Um conto ao pé de uma fogueira, um ponto na frente do fogão à lenha, um comentário sobre a mesa do café, um contraponto com a boca cheia de bolo de fubá. Ouvir uma história balançando na rede da varanda, mirando no horizonte o encontro do céu e da terra.

Entraram no clima?

Hoje o bucolismo tomou conta do Histórias Mínimas e faremos um intercâmbio com a coluna Dedo de Prosa do Folha Rural. Não conhece? Todos os sábados uma crônica nessa temática. Vale a pena!

Vamos aos textos?

Abraços,

Patrícia Maria.

PS: Um agradecimento especial ao ilustrador Fernão Galvão de França pela gentileza de compor, em traços, o tema de hoje.


DUAS MANHÃS



Acordei com o despertador no último volume, uma música que eu já não suporto mais.
Ela acordou com o galo cantando; e o vento lhe veio dar bom-dia: entrou devagarinho pela janela.

Mexi no meu celular por algum tempo, vasculhando todas as redes sociais, lendo textos que eu gostaria de ter feito, coisas que eu gostaria de comprado, países que deveria ter conhecido e fotos de hambúrgueres que eu gostaria de ter comido. Mescladas à fotos de algumas modeletes na academia que me demonstram o porquê de recusar hambúrgueres. Me dizendo mais do que deviam e mais do que me importo.

Ela se dirige, ainda meio cambaleante, à cozinha da fazenda e prepara um café amargo, preferência do irmão mais velho que acordará logo. Com a xícara nas mãos, se recosta na janela e vê o sol surgindo pelas beiradas de seu mundo velho. Os passarinhos desenham formas no céu. Sente-se a única do universo acordada, por enquanto, dona de tudo.

Vou para a cozinha ainda com o celular em mãos, ainda invejando o corpo das modeletes e a sorte de quem consumiu o hambúrguer, aperto dois botões e meu café está pronto.
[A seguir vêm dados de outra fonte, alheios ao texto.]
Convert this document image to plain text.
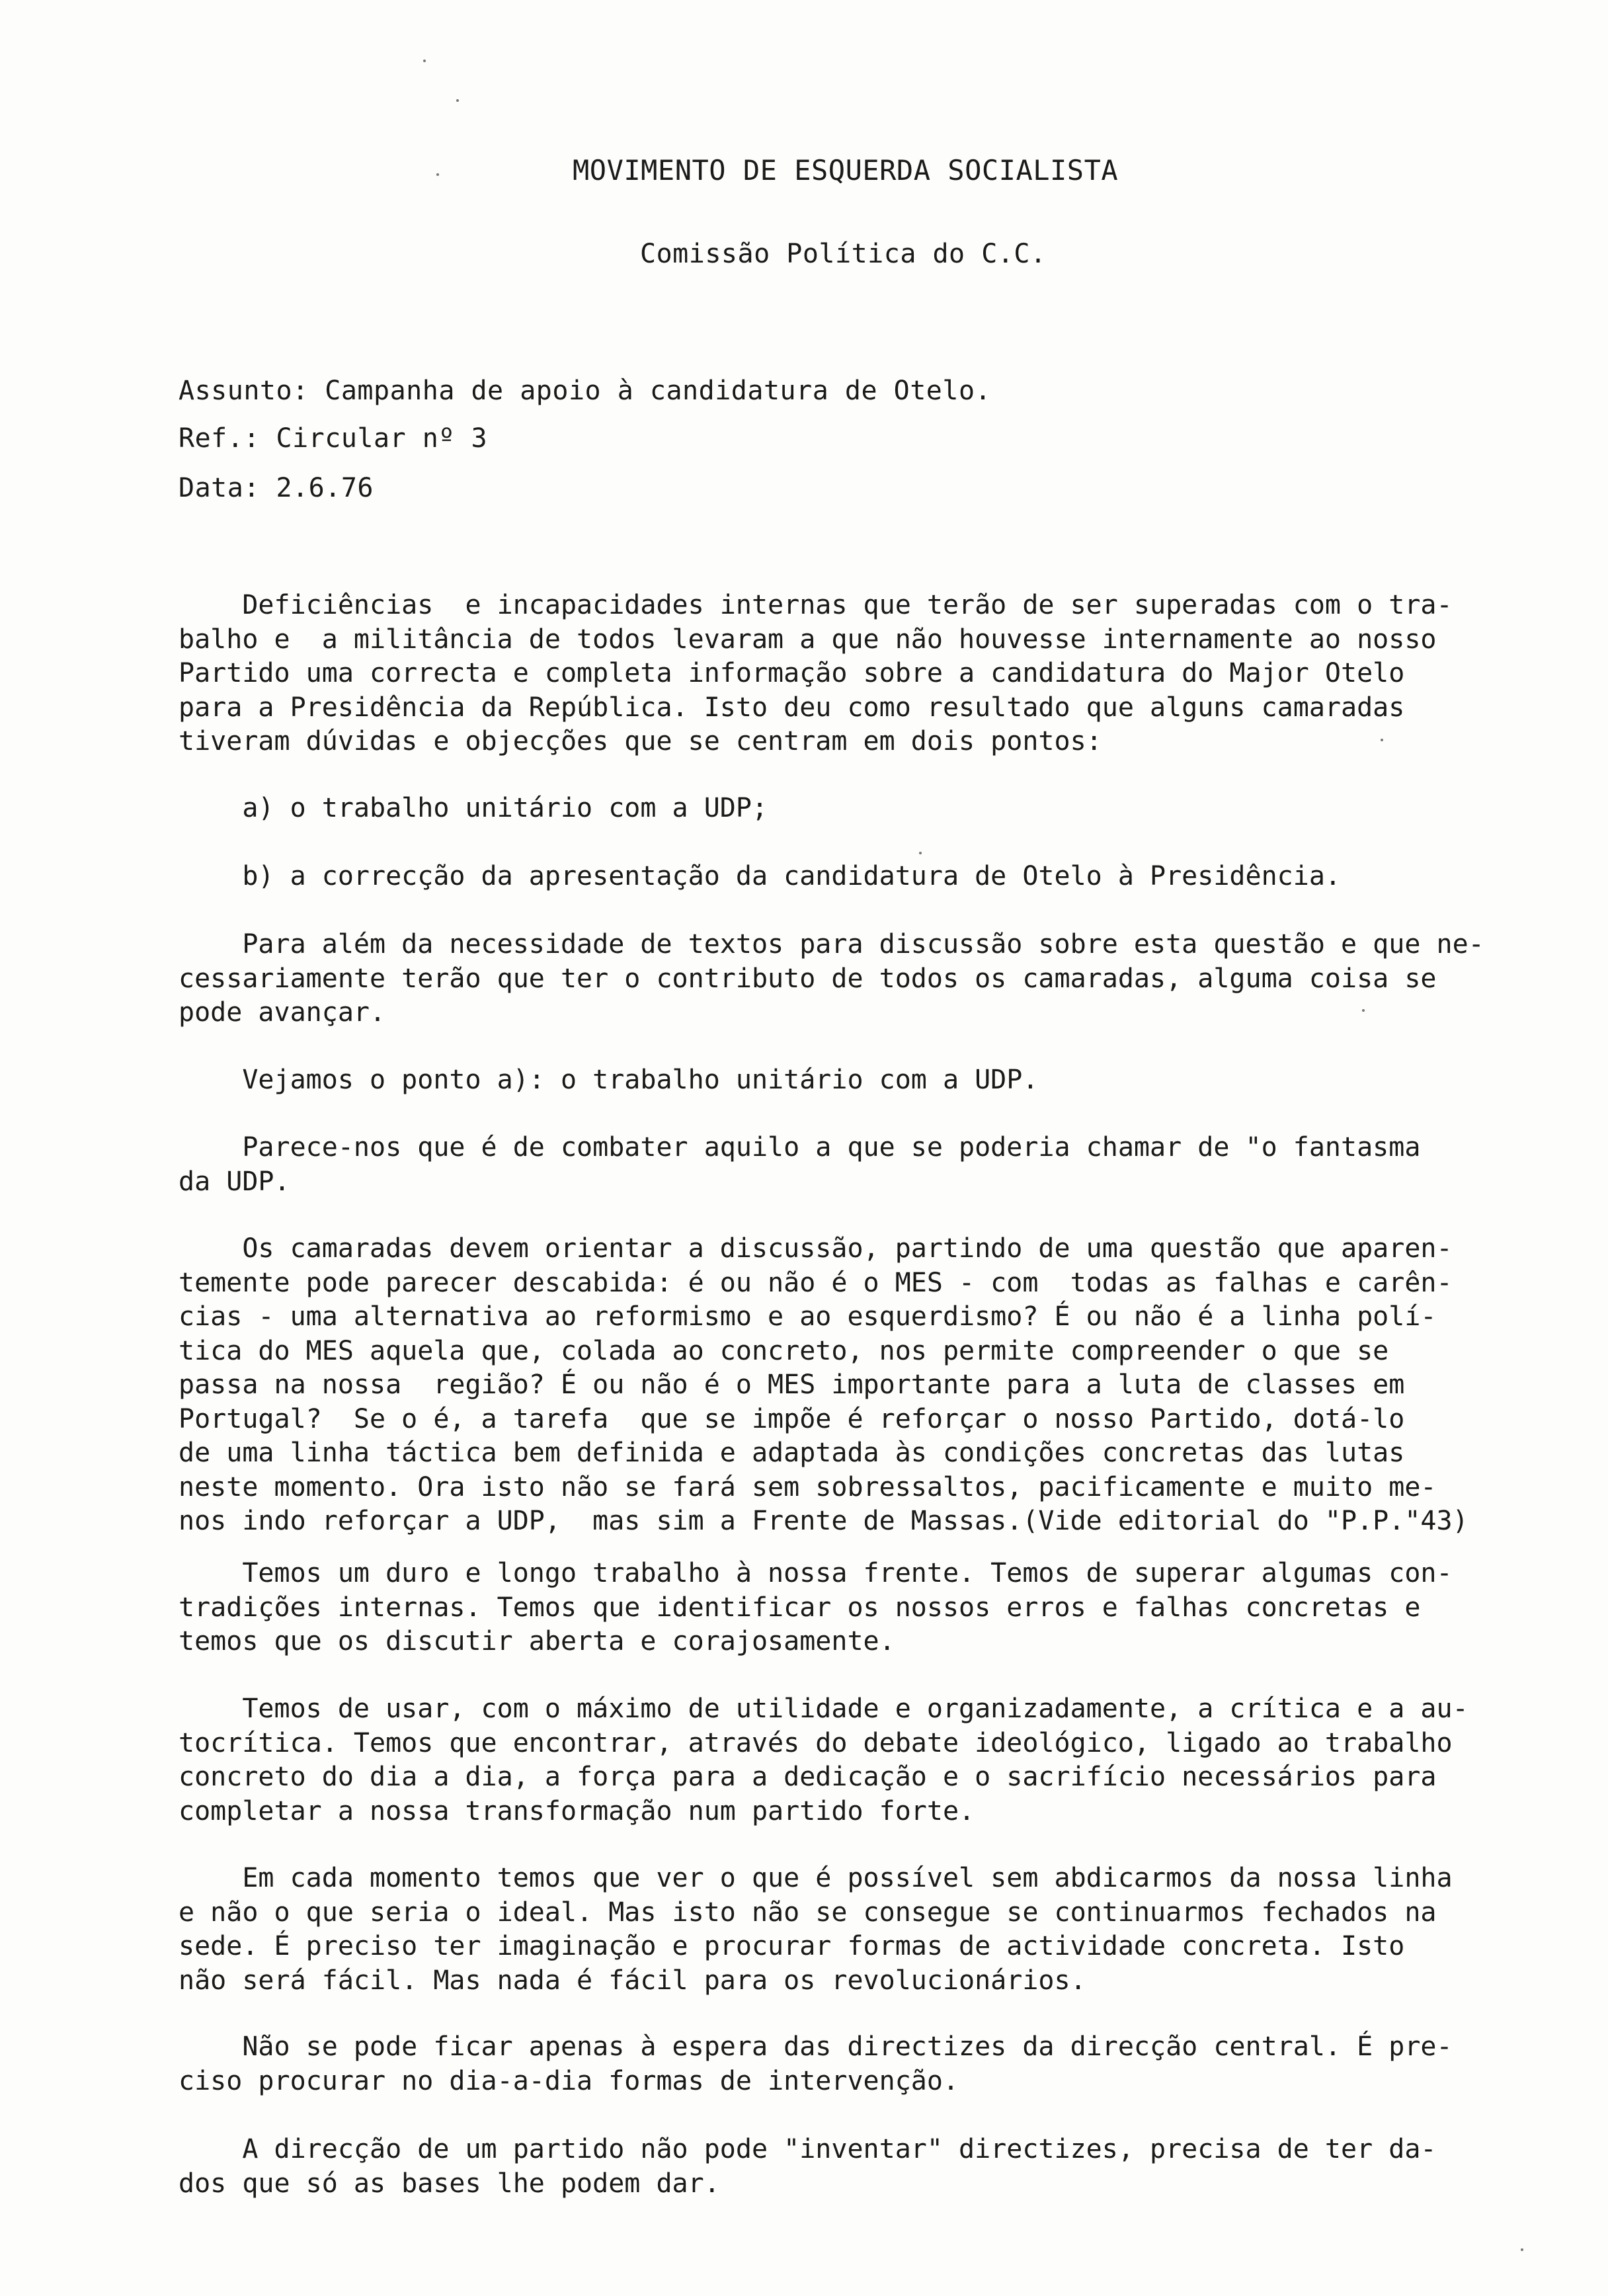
MOVIMENTO DE ESQUERDA SOCIALISTA
Comissão Política do C.C.
Assunto: Campanha de apoio à candidatura de Otelo.
Ref.: Circular nº 3
Data: 2.6.76

Deficiências  e incapacidades internas que terão de ser superadas com o tra-
balho e  a militância de todos levaram a que não houvesse internamente ao nosso
Partido uma correcta e completa informação sobre a candidatura do Major Otelo
para a Presidência da República. Isto deu como resultado que alguns camaradas
tiveram dúvidas e objecções que se centram em dois pontos:

a) o trabalho unitário com a UDP;

b) a correcção da apresentação da candidatura de Otelo à Presidência.

Para além da necessidade de textos para discussão sobre esta questão e que ne-
cessariamente terão que ter o contributo de todos os camaradas, alguma coisa se
pode avançar.

Vejamos o ponto a): o trabalho unitário com a UDP.

Parece-nos que é de combater aquilo a que se poderia chamar de "o fantasma
da UDP.

Os camaradas devem orientar a discussão, partindo de uma questão que aparen-
temente pode parecer descabida: é ou não é o MES - com  todas as falhas e carên-
cias - uma alternativa ao reformismo e ao esquerdismo? É ou não é a linha polí-
tica do MES aquela que, colada ao concreto, nos permite compreender o que se
passa na nossa  região? É ou não é o MES importante para a luta de classes em
Portugal?  Se o é, a tarefa  que se impõe é reforçar o nosso Partido, dotá-lo
de uma linha táctica bem definida e adaptada às condições concretas das lutas
neste momento. Ora isto não se fará sem sobressaltos, pacificamente e muito me-
nos indo reforçar a UDP,  mas sim a Frente de Massas.(Vide editorial do "P.P."43)

Temos um duro e longo trabalho à nossa frente. Temos de superar algumas con-
tradições internas. Temos que identificar os nossos erros e falhas concretas e
temos que os discutir aberta e corajosamente.

Temos de usar, com o máximo de utilidade e organizadamente, a crítica e a au-
tocrítica. Temos que encontrar, através do debate ideológico, ligado ao trabalho
concreto do dia a dia, a força para a dedicação e o sacrifício necessários para
completar a nossa transformação num partido forte.

Em cada momento temos que ver o que é possível sem abdicarmos da nossa linha
e não o que seria o ideal. Mas isto não se consegue se continuarmos fechados na
sede. É preciso ter imaginação e procurar formas de actividade concreta. Isto
não será fácil. Mas nada é fácil para os revolucionários.

Não se pode ficar apenas à espera das directizes da direcção central. É pre-
ciso procurar no dia-a-dia formas de intervenção.

A direcção de um partido não pode "inventar" directizes, precisa de ter da-
dos que só as bases lhe podem dar.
Minha janela tem grades, não dá pra recostar, e sua vista dá para o prédio vizinho e um céu nublado - nublado ou poluído? Vai saber. Ainda sim, sei que o sol surge pelas beiradas, mas não garanto que os passarinhos já estejam no céu – aliás, faz tempo que não vejo passarinhos. Só pombas. Malditas pombas. Sei, aliás, que todos estão acordados, já buzinaram cinquenta vezes lá embaixo. Não sou dona do mundo, pois se fosse, mandaria o mundo fazer silêncio e voltaria a dormir.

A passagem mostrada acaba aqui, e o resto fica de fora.